This is a post that will mainly be of interest to the law crowd only.
In my view the biggest news out of the Supreme Court of Canada this year is not the Charter or anything out of the criminal law but instead the two federalism cases brought down by the Supremes at the end of May: Canadian Western Bank v. Alberta, 2007 SCC 22 ( http://scc.lexum.umontreal.ca/en/2007/2007scc22/2007scc22.html ) and British Columbia (Attorney General) v. Lafarge Canada Inc., 2007 SCC 23 http://scc.lexum.umontreal.ca/en/2007/2007scc23/2007scc23.html ) where they make a valiant effort at straightening out the legendary (at least in law students' minds) quagmire of the border between federal and provincial jurisdiction in Canada.
For those of us who went to law school prior to the serious days of the Charter, constitutional law largely consisted of trying to figure out the rules for figuring out whether federal or provincial laws were ultra vires because they improperly intruded onto the other level of government's turf. We would read reams of cases that seemed to make no particularly good sense and seemed impossible to reconcile (largely because they did make no sense and were impossible to reconcile). In the end the best we hoped for was to figure out which era of judicial reasoning favoured which approach and hope that we knew which era any judge we were facing would like.

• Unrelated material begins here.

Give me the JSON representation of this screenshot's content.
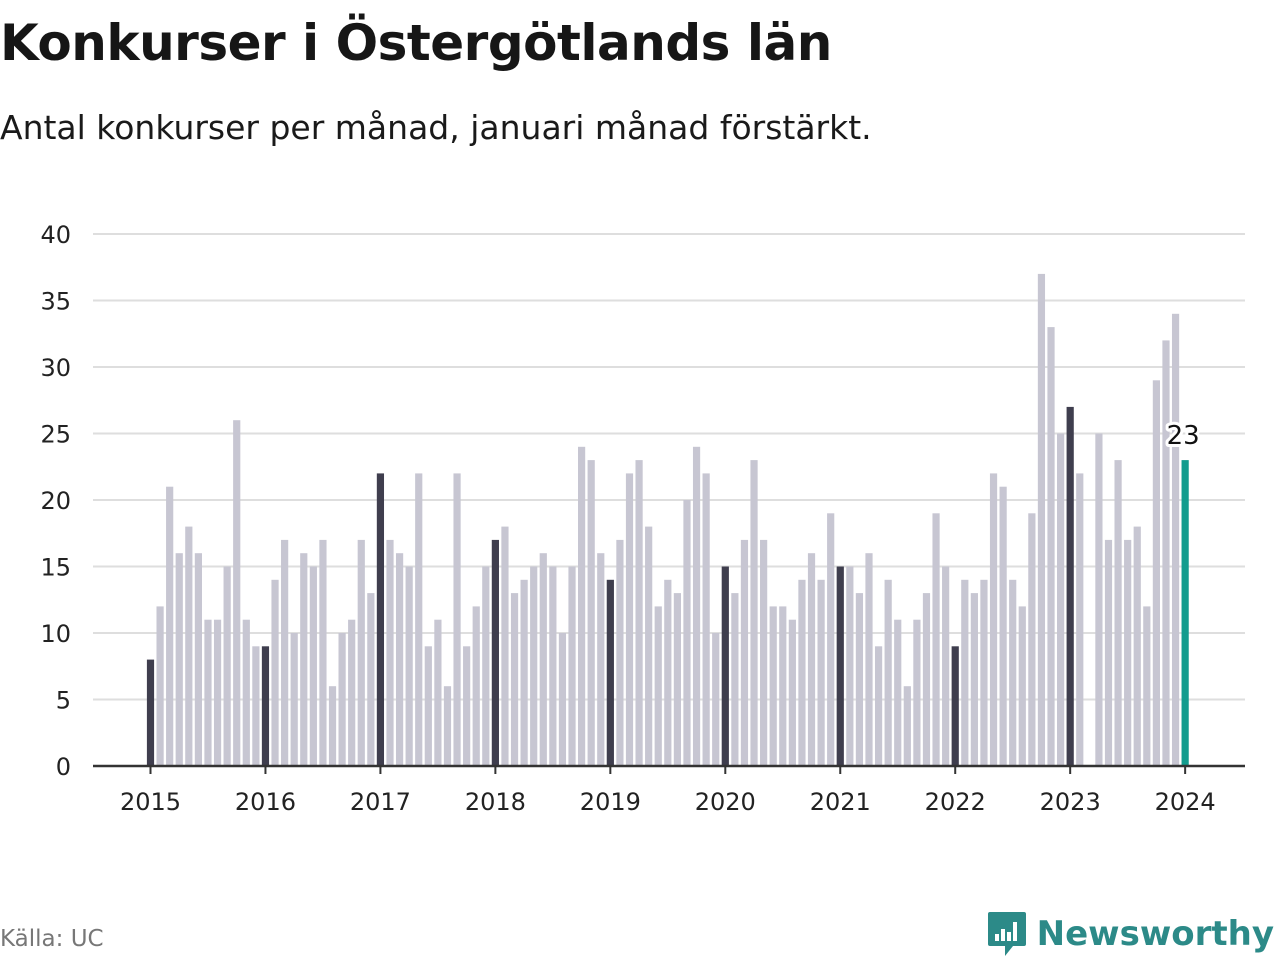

The truth is the law in this area swung wildly about in a number of different directions (no nice grandfather clock type pendulm here) as Courts favoured either strict separation of powers (watertight compartments), largely loose co-extensive fields of influence or a battlefield where the federal government could (if it was just forceful enough) occupy the field and rout the provincial governments back to their modest hovels.
In these two cases the Supreme Court of Canada is remarkably candid about the history of this process and about the problems it spawned in coming up with any coherent explanation of the division. Even more remarkably the Supreme Court in these two cases has expressly tried to stop the swinging pendulm by drawing a line and saying 'no change beyond here'. So where have we ended up and what does it mean?
In essence the Court has done a few things: (1) it has expressly limited the growth of interjurisdictional immunity (that is the no-go zone for the provinces) to list of items that had been described that way by previous decisions -- Indians, airports, harbours and major federal projects (federal persons, places or things); (2) it has beefed up the idea of conflicting laws so that now there are clearly situations where a federal law and a provincial law can conflict even if it is technically possible to obey both (thus Multiple Access v. McCutcheon is dead); (3) it has made it clear that becuase of (1) and (2) we now live in a world of massive federal and provincial overlap where issues will be resolved by paramountcy (that is deciding which law comes out on top) rather than by no trespassing doctrines.
While these decisions have laregely gone under the radar they actually to my mind represent quite strong political statements on the part of the Court about the nature of our nation and the role of the Federal government. All to often in recent years we have heard assertions of territorial absolutism coming from various provincial governments that oppose ideas of national health care standards, national environmental laws and national securities laws (for example). This opposition sees a small federal government that has to be held in close check if the the autonomous provinces are not to be allowed to fulfill their destinies. These cases are a ringing rejection of that idea. Instead we see a Canada where the two levels of government co-exist and can be allowed to work together in a wide range of areas to develop both local and national objectives as a nation and not merely as a loose collection of principalities looking to the federal government as a bandit charged with the dirty work of robbing from one set of provinces to give to another set.